E não se trata de um mero detalhe. Se uma das maiores contribuições de um analista de negócios é a comunicação eficiente e eficaz, o primeiro passo é a adoção de um vocabulário livre do tecniquês e de jargões. Noves fora, o fato é que a simplificação apresentada na nova versão merece aplausos.

Escorando a Estrutura

A estrutura básica, com seis disciplinas (KA – Knowledge Areas) e um “repositório universal” (Competências Fundamentais) está mantida. Alguns nomes sofreram alterações, como Análise Estratégica ao invés de Análise Corporativa. Pequenas alterações que não são apenas cosméticas porque facilitam o entendimento¹.

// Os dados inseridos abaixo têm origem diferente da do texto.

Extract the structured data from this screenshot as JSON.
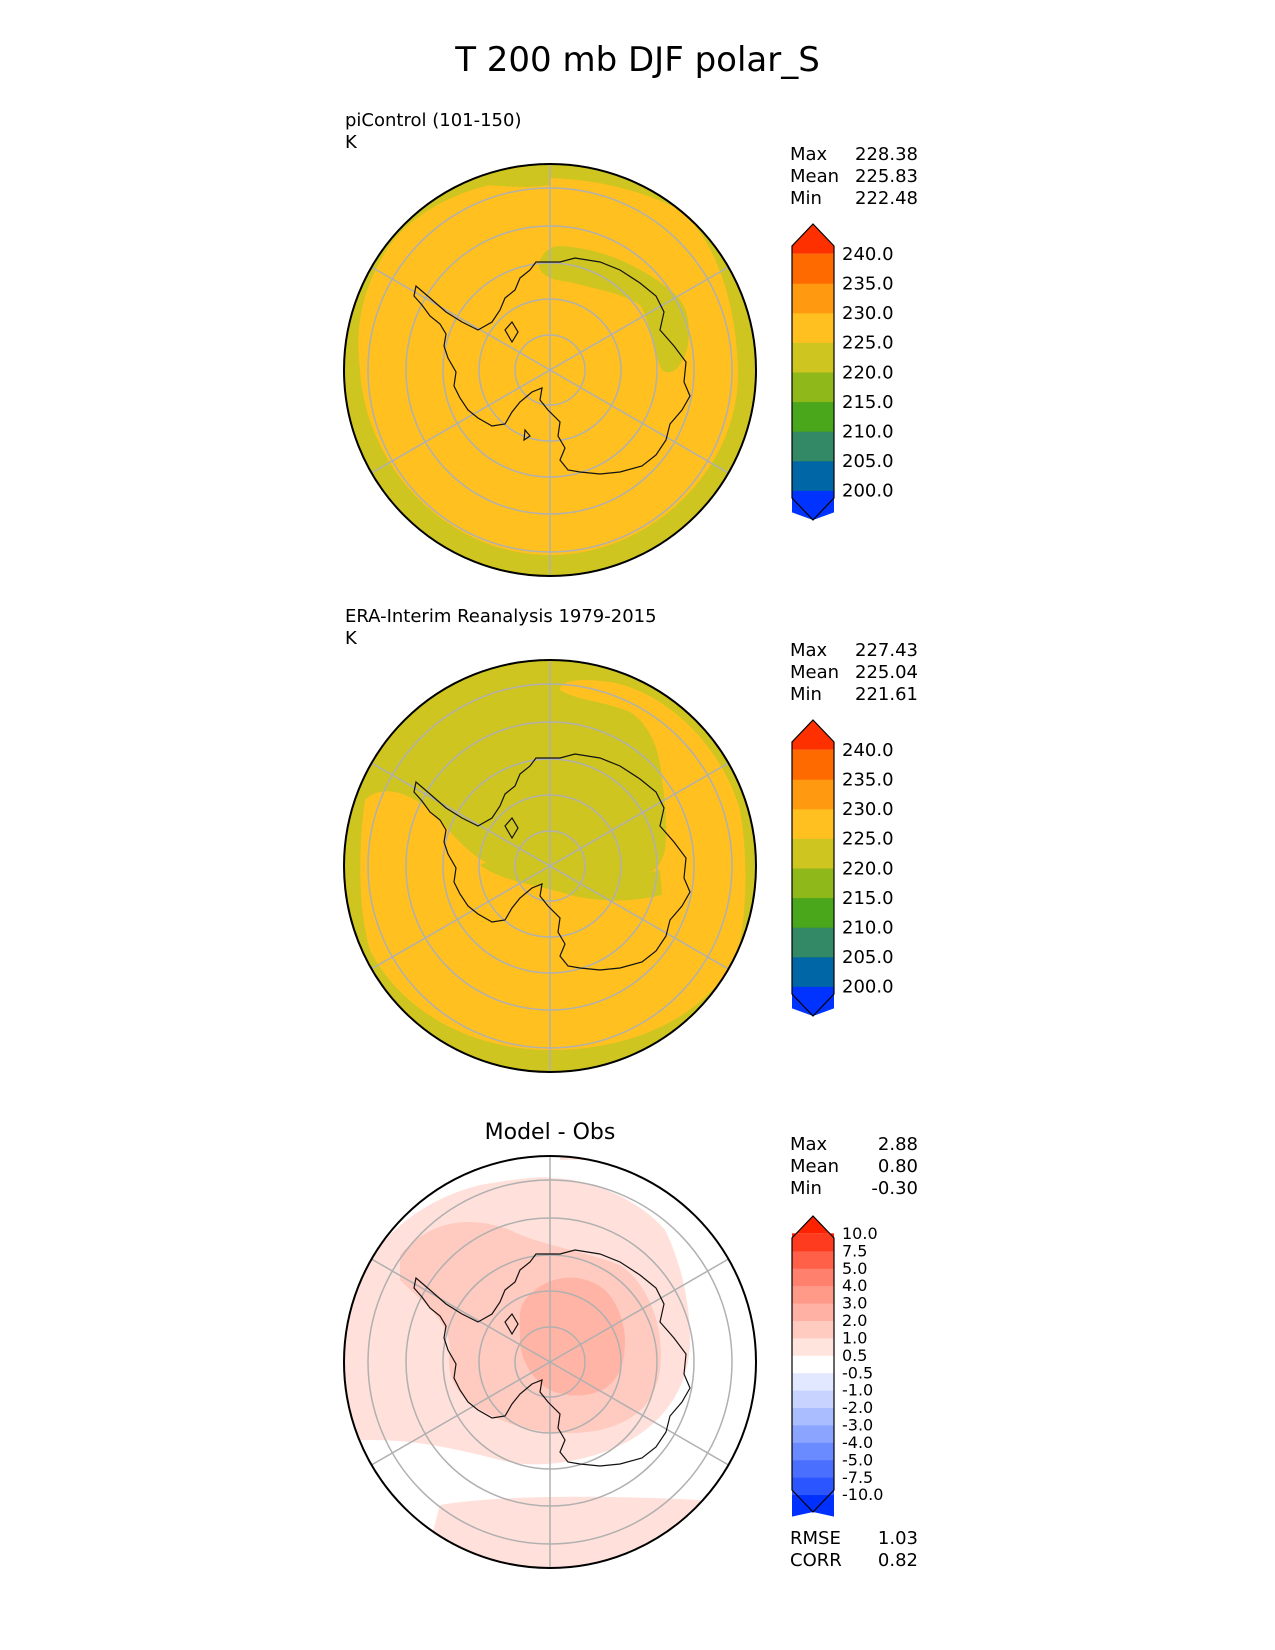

Uma das novidades na estrutura do BABoK é o BACCM (Business Analysis Core Concept Model – Modelo de Conceitos Centrais). O modelo é formado por seis termos apresentados na seguinte ordem: Mudança, Solução, Contexto, Valor, Partes Interessadas e Necessidades. Uma mudança em um desses “lugares” forçaria uma revisão nas outras cinco “dimensões”. E isso facilitaria uma visão holística.

Honestamente, não entendi bem a novidade. E o checklist que a encerra dá certo frio na espinha – irão os decorebas adotá-lo, para pesadelo das partes interessadas em busca de soluções para problemas que em dado contexto mutante devem gerar algum valor? Não sei se é a santa obviedade que me trai. Ou meus pré-conceitos. De qualquer forma, melhor esperar por experiências ou outras explicações.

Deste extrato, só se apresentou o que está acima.